Dabei hatte die AfD-Delegation im Europaparlament am Montag entschieden, dass Maximilian Krah ihr nicht angehören soll. Ein Zugeständnis an die französische Rechte. An der Personalie des Spitzenkandidaten, den die Partei jetzt nicht mehr haben möchte, ist ein Richtungsstreit neu entbrannt, der auch den AfD-Parteitag am letzten Juniwochenende in Essen bestimmen könnte.

Transatlantikerin Le Pen

Dabei geht es um nicht weniger als geopolitische Deutungen und Positionsbestimmungen. Emmanuel Macrons Ankündigung von Neuwahlen sowie die gleichzeitige Distanzierung von Marine Le Pens Rassemblement National (RN) von der AfD treiben die Partei und ihr Umfeld um. Manfred Kleine-Hartlage, extrem rechter Publizist mit eigener Kolumne bei »Compact«, hat im Podcast mit dem österreichischen Identitären Martin Sellner eine ganz eigene Theorie, was gerade in Frankreich passiert: Emmanuel Macron habe aus Washington das Zeichen bekommen, Neuwahlen einzuleiten, damit sich RN an der Regierung beteiligen könne. Diese Regierung der »nationalen Einheit« solle Frankreich dann in einen Krieg, vermutlich gegen Russland, führen.

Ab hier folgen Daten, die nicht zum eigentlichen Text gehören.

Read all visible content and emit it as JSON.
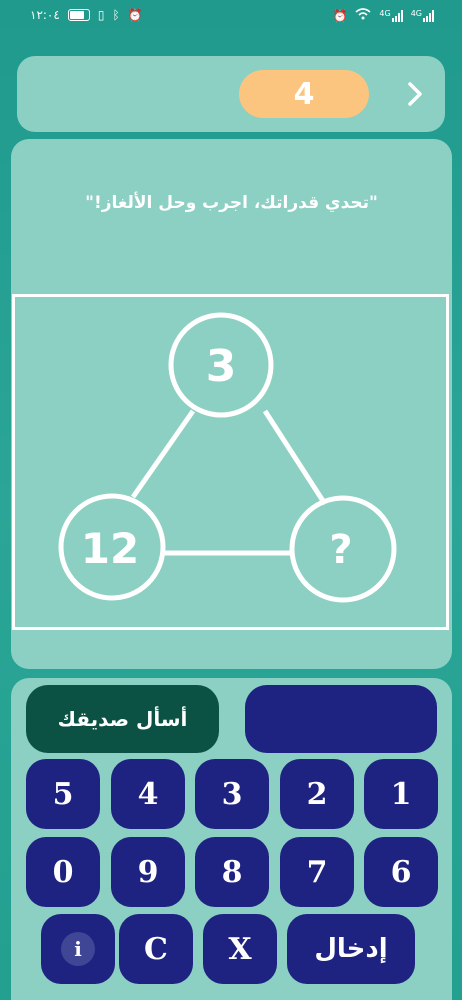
{
  "status_bar": {
    "time": "١٢:٠٤",
    "left_icons": [
      "battery-icon",
      "vibrate-icon",
      "bluetooth-icon",
      "alarm-icon"
    ],
    "right_icons": [
      "alarm-icon",
      "wifi-icon",
      "signal-4g-icon",
      "signal-4g-icon"
    ],
    "net_label_1": "4G",
    "net_label_2": "4G"
  },
  "header": {
    "level": "4",
    "next_icon": "chevron-right-icon"
  },
  "puzzle": {
    "prompt": "\"تحدي قدراتك، اجرب وحل الألغاز!\"",
    "top_value": "3",
    "left_value": "12",
    "right_value": "?"
  },
  "actions": {
    "ask_friend": "أسأل صديقك",
    "answer_value": ""
  },
  "keypad": {
    "row1": [
      "5",
      "4",
      "3",
      "2",
      "1"
    ],
    "row2": [
      "0",
      "9",
      "8",
      "7",
      "6"
    ],
    "info_label": "i",
    "clear_label": "C",
    "delete_label": "X",
    "enter_label": "إدخال"
  },
  "colors": {
    "background": "#1f9a8c",
    "panel": "#8ccfc3",
    "level_pill": "#fcc57f",
    "key": "#1e2281",
    "ask_button": "#0b5245"
  }
}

Wo Kleine-Hartlage ins Verschwörungstheoretische abgleitet, besteht ein realer Kern. Giorgia Meloni hat sich relativ geräuschlos in die europäischen Institutionen und die Nato eingefügt. Die Rechten, nicht nur in Deutschland, haben mehr Rassismus und weniger transatlantische Politik gefordert. Dass sich Marine Le Pen in Melonis Richtung bewegt und gleichzeitig die AfD im Europaparlament ausbootet, ergibt für die extrem rechten Kräfte in der AfD und ihr Umfeld ein eindeutiges Bild: Die italienischen und französischen Rechten haben sich angepasst und ideologische Kernanliegen verraten.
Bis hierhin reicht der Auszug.